Ein Urteil wurde vom Oberlandesgericht Bozen, zwei weitere vom Landesgericht Bozen gefällt. Die klagenden Aktionäre wurden von den Rechtsanwälten Massimo Cerniglia, Alessandro Caponi und Roberto Ciammarughi vertreten. Berichterstatter am Oberlandesgericht war Hofrat Joppi, die Entscheidungen am Landesgericht ergingen unter Richter Dr. Segarizzi.
Nach Auffassung der Gerichte hat die Volksbank in den betreffenden Fällen schwerwiegend und wiederholt gegen Vorschriften des Finanzmarktrechts verstoßen, die dem Schutz der Sparer dienen. Konkret wurde festgestellt, dass Kunden illiquide Finanzinstrumente verkauft wurden, die weder ihrem Risikoprofil noch ihren Anlagezielen entsprachen.
Die festgestellten Verstöße wurden von den Richtern als besonders gravierend eingestuft. In den Urteilen wird laut Mitteilung darauf verwiesen, dass die Bank vorrangig im eigenen Interesse gehandelt habe und nicht im Interesse der Anleger, wie es Artikel 21 des Einheitlichen Finanzgesetzes vorsieht.

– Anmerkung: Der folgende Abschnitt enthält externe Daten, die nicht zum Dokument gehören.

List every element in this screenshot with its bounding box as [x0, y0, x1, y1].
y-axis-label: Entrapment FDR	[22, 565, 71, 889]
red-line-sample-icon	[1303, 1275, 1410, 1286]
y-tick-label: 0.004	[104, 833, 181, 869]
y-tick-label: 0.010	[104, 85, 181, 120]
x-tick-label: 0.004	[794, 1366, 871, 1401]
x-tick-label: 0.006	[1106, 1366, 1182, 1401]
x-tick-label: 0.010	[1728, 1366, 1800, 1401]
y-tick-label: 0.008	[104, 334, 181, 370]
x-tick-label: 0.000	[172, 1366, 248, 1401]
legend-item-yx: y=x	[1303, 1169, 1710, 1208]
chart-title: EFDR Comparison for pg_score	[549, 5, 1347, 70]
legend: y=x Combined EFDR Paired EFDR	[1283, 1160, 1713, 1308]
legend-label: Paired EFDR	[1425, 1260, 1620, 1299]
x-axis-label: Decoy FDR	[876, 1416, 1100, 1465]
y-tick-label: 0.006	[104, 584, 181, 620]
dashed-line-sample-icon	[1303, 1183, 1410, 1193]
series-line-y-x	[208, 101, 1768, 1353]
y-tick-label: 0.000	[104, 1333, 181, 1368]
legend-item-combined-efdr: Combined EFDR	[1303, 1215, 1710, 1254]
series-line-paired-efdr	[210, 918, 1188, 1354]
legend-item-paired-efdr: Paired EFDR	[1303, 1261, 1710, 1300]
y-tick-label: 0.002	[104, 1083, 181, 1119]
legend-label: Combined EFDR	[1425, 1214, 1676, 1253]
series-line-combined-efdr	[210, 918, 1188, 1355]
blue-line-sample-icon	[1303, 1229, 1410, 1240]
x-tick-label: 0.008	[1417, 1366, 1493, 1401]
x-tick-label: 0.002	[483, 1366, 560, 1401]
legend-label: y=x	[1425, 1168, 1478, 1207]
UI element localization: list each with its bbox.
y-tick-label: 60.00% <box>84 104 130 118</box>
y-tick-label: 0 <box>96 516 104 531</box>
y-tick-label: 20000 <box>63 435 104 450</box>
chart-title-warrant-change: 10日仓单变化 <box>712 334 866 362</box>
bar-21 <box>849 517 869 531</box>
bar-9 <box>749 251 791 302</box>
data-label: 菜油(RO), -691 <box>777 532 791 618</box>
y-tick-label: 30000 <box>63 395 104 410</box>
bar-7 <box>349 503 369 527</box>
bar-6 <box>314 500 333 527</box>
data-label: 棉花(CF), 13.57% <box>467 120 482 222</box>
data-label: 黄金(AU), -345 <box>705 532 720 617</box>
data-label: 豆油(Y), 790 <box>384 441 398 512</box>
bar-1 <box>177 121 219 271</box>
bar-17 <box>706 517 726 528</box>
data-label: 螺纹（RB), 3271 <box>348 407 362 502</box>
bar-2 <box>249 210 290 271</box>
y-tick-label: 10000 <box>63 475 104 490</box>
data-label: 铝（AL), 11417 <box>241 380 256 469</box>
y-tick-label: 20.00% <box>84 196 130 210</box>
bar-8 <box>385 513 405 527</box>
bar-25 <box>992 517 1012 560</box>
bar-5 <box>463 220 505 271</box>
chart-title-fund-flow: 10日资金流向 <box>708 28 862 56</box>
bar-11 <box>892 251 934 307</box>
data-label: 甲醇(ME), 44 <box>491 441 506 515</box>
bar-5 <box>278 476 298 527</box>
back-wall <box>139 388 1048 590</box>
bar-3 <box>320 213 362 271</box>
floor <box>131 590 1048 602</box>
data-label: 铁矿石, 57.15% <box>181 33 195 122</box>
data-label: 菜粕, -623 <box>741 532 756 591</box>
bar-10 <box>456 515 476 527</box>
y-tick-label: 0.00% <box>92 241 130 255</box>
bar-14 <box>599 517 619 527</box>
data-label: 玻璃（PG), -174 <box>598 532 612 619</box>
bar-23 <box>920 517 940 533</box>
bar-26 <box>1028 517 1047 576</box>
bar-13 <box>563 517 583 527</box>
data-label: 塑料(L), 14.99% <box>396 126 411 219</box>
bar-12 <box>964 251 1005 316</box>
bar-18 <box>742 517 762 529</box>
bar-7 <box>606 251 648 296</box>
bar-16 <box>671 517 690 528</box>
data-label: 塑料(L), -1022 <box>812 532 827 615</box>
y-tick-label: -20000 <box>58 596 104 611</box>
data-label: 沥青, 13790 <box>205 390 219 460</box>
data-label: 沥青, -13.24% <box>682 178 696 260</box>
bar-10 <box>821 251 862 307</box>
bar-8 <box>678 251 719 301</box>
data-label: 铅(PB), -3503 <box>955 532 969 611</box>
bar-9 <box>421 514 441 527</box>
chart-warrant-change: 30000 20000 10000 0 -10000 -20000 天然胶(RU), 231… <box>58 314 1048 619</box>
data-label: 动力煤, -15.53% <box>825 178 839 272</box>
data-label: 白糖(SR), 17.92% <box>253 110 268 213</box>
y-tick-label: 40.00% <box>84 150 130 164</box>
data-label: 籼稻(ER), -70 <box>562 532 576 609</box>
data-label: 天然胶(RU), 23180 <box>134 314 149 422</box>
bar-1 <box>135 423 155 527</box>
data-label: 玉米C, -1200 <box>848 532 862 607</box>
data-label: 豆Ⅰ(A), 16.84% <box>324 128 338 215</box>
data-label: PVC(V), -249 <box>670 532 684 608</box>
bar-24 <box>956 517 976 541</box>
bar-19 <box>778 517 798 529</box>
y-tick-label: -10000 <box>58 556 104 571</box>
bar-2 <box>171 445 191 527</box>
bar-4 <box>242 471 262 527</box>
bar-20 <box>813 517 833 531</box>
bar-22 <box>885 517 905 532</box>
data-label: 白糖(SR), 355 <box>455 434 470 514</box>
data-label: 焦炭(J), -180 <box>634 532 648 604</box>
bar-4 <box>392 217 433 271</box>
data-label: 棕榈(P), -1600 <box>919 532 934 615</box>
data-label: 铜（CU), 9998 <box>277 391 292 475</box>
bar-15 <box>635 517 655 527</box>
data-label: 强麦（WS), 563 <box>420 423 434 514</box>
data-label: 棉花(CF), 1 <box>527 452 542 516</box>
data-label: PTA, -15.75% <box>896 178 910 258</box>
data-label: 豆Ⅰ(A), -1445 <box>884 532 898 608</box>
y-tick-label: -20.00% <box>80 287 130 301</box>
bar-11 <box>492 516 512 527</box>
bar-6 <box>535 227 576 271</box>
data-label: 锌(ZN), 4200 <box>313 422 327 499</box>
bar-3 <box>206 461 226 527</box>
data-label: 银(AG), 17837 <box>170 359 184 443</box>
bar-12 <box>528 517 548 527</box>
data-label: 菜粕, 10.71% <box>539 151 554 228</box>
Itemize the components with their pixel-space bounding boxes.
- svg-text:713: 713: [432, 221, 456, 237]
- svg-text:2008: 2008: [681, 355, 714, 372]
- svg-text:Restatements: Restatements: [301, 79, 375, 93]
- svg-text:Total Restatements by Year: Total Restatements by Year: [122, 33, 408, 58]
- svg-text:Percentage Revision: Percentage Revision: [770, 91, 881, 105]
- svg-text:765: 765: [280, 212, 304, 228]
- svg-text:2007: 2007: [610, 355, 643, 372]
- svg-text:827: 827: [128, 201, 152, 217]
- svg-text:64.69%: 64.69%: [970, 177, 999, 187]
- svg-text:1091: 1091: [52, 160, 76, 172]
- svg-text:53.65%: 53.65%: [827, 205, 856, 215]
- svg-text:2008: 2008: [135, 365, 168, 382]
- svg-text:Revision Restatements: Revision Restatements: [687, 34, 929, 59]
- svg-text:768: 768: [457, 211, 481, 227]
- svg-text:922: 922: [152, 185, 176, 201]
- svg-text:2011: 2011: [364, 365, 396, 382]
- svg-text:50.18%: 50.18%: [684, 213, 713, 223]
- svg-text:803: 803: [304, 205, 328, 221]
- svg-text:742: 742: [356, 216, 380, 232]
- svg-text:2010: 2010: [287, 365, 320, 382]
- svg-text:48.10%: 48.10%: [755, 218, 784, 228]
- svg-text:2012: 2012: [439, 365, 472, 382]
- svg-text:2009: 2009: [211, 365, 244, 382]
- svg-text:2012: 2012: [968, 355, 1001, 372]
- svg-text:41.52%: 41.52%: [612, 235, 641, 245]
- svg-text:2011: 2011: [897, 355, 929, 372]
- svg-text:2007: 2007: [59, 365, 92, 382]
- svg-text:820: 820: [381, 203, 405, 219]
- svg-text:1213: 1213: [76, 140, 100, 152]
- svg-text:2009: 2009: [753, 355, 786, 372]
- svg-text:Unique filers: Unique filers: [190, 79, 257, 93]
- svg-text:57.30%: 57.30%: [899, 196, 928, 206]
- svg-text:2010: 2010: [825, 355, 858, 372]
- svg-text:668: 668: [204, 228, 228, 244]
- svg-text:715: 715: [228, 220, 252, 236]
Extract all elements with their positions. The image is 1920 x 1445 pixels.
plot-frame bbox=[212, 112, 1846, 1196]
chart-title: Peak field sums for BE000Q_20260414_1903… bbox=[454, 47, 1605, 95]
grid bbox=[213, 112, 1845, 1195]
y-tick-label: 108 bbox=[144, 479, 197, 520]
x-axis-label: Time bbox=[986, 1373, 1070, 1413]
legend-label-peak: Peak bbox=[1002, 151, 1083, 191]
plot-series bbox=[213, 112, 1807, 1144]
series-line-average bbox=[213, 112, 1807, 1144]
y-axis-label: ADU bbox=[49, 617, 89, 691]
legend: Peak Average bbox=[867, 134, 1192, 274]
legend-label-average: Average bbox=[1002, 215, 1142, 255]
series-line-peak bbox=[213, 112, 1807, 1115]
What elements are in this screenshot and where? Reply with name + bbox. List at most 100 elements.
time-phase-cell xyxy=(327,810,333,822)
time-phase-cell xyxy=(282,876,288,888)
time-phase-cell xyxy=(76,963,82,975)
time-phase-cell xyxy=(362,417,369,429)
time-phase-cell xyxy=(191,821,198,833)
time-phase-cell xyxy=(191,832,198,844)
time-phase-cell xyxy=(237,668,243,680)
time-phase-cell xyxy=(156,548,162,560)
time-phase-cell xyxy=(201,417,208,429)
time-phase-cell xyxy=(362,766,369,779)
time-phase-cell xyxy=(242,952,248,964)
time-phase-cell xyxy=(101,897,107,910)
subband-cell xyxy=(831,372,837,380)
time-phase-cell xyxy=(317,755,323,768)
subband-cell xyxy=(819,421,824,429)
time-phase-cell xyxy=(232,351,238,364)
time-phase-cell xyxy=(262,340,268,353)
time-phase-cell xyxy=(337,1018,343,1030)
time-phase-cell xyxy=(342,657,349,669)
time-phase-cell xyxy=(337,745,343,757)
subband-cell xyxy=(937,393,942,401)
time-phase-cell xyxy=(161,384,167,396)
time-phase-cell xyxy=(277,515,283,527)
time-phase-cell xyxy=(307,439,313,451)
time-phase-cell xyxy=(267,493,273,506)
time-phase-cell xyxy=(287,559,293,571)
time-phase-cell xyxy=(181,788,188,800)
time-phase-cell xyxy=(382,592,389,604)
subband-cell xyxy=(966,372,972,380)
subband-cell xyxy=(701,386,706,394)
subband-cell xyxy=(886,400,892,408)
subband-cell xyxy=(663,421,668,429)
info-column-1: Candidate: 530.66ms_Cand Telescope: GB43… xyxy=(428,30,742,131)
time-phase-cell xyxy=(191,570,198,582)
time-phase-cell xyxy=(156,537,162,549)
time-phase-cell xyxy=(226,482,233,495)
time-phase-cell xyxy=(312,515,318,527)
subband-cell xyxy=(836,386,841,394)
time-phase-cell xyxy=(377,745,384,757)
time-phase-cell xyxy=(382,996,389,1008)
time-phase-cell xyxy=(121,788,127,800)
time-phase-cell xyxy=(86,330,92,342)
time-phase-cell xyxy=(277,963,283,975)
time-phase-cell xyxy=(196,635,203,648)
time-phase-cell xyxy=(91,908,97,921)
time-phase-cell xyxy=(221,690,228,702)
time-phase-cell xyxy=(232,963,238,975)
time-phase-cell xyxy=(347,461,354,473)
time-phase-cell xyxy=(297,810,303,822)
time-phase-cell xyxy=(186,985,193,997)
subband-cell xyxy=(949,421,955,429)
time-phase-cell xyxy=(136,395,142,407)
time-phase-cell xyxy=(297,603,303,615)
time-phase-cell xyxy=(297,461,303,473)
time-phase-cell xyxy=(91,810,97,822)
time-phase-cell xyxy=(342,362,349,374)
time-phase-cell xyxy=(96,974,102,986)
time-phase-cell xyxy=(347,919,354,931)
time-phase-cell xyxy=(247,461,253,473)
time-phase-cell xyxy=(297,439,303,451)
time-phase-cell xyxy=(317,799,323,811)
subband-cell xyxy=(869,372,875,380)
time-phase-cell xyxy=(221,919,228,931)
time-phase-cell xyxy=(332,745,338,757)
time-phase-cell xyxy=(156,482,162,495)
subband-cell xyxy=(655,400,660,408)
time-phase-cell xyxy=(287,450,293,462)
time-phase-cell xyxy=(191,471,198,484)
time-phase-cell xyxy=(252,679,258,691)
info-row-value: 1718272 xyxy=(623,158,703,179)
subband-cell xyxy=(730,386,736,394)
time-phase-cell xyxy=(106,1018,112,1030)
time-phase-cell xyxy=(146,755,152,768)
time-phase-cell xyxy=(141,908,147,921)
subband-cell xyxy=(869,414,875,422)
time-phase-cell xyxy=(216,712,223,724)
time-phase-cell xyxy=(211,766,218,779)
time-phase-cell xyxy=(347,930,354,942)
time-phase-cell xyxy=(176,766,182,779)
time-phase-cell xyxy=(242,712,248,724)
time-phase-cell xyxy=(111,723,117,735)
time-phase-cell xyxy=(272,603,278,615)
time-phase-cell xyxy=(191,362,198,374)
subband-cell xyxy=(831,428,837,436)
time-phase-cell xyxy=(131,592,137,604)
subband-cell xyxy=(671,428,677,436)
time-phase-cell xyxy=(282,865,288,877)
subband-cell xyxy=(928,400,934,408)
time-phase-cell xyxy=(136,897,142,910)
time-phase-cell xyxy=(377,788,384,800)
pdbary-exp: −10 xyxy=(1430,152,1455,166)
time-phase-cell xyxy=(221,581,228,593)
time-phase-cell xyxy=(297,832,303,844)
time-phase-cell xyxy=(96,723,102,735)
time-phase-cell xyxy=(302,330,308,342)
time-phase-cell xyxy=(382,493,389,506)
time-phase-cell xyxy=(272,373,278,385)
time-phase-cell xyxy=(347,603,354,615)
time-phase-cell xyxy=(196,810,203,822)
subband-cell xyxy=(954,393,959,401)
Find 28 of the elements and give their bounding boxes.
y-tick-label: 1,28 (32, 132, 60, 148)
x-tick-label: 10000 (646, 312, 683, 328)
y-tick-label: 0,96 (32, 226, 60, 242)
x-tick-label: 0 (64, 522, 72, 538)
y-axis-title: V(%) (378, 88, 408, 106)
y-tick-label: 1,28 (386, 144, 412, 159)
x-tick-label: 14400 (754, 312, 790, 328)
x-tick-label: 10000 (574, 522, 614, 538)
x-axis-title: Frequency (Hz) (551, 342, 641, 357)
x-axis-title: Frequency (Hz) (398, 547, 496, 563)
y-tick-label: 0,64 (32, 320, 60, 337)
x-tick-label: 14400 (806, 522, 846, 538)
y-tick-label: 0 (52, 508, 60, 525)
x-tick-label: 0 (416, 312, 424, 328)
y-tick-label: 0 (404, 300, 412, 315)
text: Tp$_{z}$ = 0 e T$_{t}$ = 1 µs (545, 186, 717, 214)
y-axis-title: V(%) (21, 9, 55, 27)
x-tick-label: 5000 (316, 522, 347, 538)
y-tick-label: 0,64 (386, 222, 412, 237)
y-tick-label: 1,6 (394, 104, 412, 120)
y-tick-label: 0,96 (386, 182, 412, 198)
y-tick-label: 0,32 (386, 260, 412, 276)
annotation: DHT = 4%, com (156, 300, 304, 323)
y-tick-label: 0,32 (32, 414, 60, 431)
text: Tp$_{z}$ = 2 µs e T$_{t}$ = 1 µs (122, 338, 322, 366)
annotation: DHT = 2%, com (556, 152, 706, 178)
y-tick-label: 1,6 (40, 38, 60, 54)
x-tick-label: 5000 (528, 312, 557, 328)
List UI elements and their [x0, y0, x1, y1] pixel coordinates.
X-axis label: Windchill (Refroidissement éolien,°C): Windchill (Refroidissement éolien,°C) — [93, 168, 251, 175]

Nach Angaben des Aktionärskomitees sind in Bozen innerhalb kurzer Zeit inzwischen mehr als 30 Urteile gegen die Volksbank ergangen, sämtlich zugunsten von Anlegern. Diese Entscheidungen hätten spürbare Auswirkungen auf die Reputation des Instituts.
Das Aktionärskomitee Südtirol kündigte an, seine Tätigkeit zum Schutz der Sparer fortzusetzen. Präsident Walther Andreaus erklärte, man werde sich weiterhin für die Rechte der Anleger einsetzen.